Il secondo tema riguarda la riduzione delle emissioni di gas serra. Come previsto dall’Accordo di Parigi, la Cop28 ospiterà il primo stocktake sul clima, ossia il momento in cui si valuterà l’effetto congiunto di tutti gli impegni nazionali (i c.d. Nationally Determined Contribution – NDC) e, soprattutto, si chiederà un aumento delle ambizioni degli NDC nel caso in cui questo non risulti compatibile con gli obiettivi concordati a Parigi nel 2015. Il 14 novembre è stato reso pubblico il report ufficiale delle Nazioni Unite, nel quale sono stati analizzati gli impatti di 168 NDC, corrispondenti al 95% delle emissioni globali di gas serra. Gli esiti sono, purtroppo, sconfortanti. Sommando tutti gli NDC – e immaginando, quindi, che gli obiettivi in essi contenuti siano tutti pienamente raggiunti – rispetto al 2019 le emissioni mondiali di gas serra si ridurrebbero, nella migliore delle ipotesi, di meno del 10%, passando da 53 a 48 miliardi di tonnellate all’anno. Molto lontano da quello che dovrebbe essere, se pensiamo che per limitare l’aumento della temperatura globale tra 1,5 e 2°C, obiettivo dell’Accordo di Parigi, dovremmo tagliarle tra il 30% e il 43%. Riuscirà la conferenza di Dubai a far fare lo scatto in avanti necessario per adeguare i livelli di ambizione dei Governi?
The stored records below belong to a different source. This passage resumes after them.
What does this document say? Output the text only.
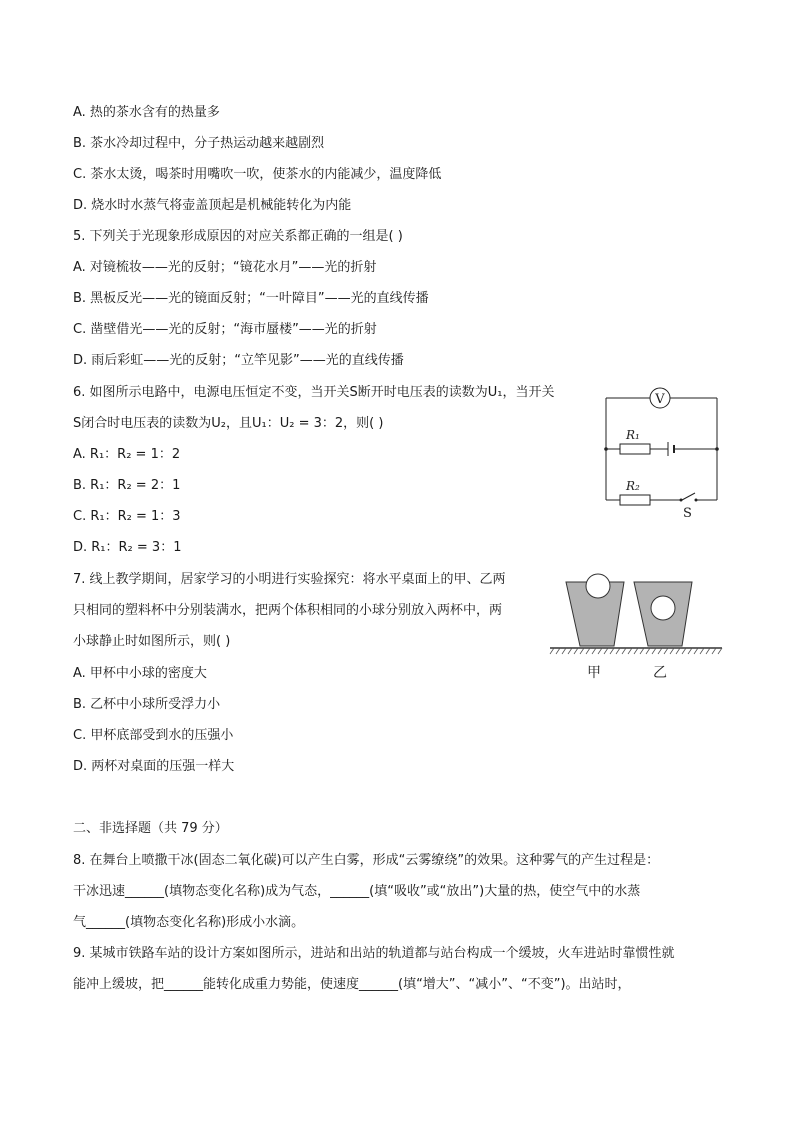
A. 热的茶水含有的热量多
B. 茶水冷却过程中，分子热运动越来越剧烈
C. 茶水太烫，喝茶时用嘴吹一吹，使茶水的内能减少，温度降低
D. 烧水时水蒸气将壶盖顶起是机械能转化为内能
5. 下列关于光现象形成原因的对应关系都正确的一组是( )
A. 对镜梳妆——光的反射；“镜花水月”——光的折射
B. 黑板反光——光的镜面反射；“一叶障目”——光的直线传播
C. 凿壁借光——光的反射；“海市蜃楼”——光的折射
D. 雨后彩虹——光的反射；“立竿见影”——光的直线传播
6. 如图所示电路中，电源电压恒定不变，当开关S断开时电压表的读数为U₁，当开关
S闭合时电压表的读数为U₂，且U₁：U₂ = 3：2，则( )
A. R₁：R₂ = 1：2
B. R₁：R₂ = 2：1
C. R₁：R₂ = 1：3
D. R₁：R₂ = 3：1
V
R₁
R₂
S
7. 线上教学期间，居家学习的小明进行实验探究：将水平桌面上的甲、乙两
只相同的塑料杯中分别装满水，把两个体积相同的小球分别放入两杯中，两
小球静止时如图所示，则( )
A. 甲杯中小球的密度大
B. 乙杯中小球所受浮力小
C. 甲杯底部受到水的压强小
D. 两杯对桌面的压强一样大
甲	乙
二、非选择题（共 79 分）
8. 在舞台上喷撒干冰(固态二氧化碳)可以产生白雾，形成“云雾缭绕”的效果。这种雾气的产生过程是：
干冰迅速______(填物态变化名称)成为气态，______(填“吸收”或“放出”)大量的热，使空气中的水蒸
气______(填物态变化名称)形成小水滴。
9. 某城市铁路车站的设计方案如图所示，进站和出站的轨道都与站台构成一个缓坡，火车进站时靠惯性就
能冲上缓坡，把______能转化成重力势能，使速度______(填“增大”、“减小”、“不变”)。出站时，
Roadmap per ridurre l’uso del carbone

Il terzo e ultimo tema, strettamente collegato al precedente, riguarda la necessità di definire una roadmap chiara per ridurre drasticamente l’utilizzo di carbone, petrolio e gas. Un altro recentissimo report, sempre promosso dall’Unep, ha svelato una scomoda verità: nonostante in molti casi abbiano presentato obiettivi di azzeramento delle proprie emissioni di gas serra, i 20 più importanti Paesi produttori di combustibili fossili hanno programmi di sviluppo della produzione di carbone, petrolio e gas del tutto incompatibili con l’Accordo di Parigi, che al 2030 porterebbero queste Nazioni a produrre in un anno il doppio dei combustibili fossili che potremmo materialmente consumare. Considerando che tra questi compare anche il Paese ospitante della 28° Conferenza mondiale sul clima, anche su questo punto non c’è, purtroppo, di che essere ottimisti.
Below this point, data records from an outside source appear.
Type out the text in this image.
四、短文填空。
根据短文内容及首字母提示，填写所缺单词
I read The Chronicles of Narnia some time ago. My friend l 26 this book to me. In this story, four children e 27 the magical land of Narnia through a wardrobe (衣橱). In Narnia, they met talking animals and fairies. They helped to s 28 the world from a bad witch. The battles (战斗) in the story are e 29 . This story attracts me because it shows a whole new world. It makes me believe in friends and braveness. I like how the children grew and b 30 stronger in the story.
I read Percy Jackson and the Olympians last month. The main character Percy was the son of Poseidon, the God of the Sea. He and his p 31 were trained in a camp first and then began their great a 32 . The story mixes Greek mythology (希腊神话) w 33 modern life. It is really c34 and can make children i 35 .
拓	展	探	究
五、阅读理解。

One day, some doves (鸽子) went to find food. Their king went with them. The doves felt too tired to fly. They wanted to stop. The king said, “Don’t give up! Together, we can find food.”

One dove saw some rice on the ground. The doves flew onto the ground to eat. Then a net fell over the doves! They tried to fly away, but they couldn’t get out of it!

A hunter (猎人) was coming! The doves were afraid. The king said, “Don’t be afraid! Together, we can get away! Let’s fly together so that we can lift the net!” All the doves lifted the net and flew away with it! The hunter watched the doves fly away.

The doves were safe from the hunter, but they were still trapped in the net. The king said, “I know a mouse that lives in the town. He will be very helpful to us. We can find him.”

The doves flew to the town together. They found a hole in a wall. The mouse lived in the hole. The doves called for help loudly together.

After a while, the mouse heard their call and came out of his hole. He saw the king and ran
Autore articolo: Vittorio Livraghi

2 thoughts on “COME STA IL PIANETA CHE CI OSPITA (19) – COP28”

  1. Giorgio Fiorini

    Desidero esprimere i miei complimenti a Vittorio Livraghi per la chiarezza e utilità dei suoi articoli: mi auguro che ne continui la pubblicazione, Auguri di Buone Feste a Vittorio e a tutti i lettori del blog. Giorgio Fiorini .

  2. Grazie Giorgio, continuerò sicuramente … anche perché argomenti al riguardo non mancheranno mai. Il mio intento è quello di fornire delle informazioni “certificate” sul questo tema così importante per tutti e soprattutto per le prossime generazioni.
    Buon Natale a tutt* e che sia in Natale Sereno, ne abbiamo bisogno.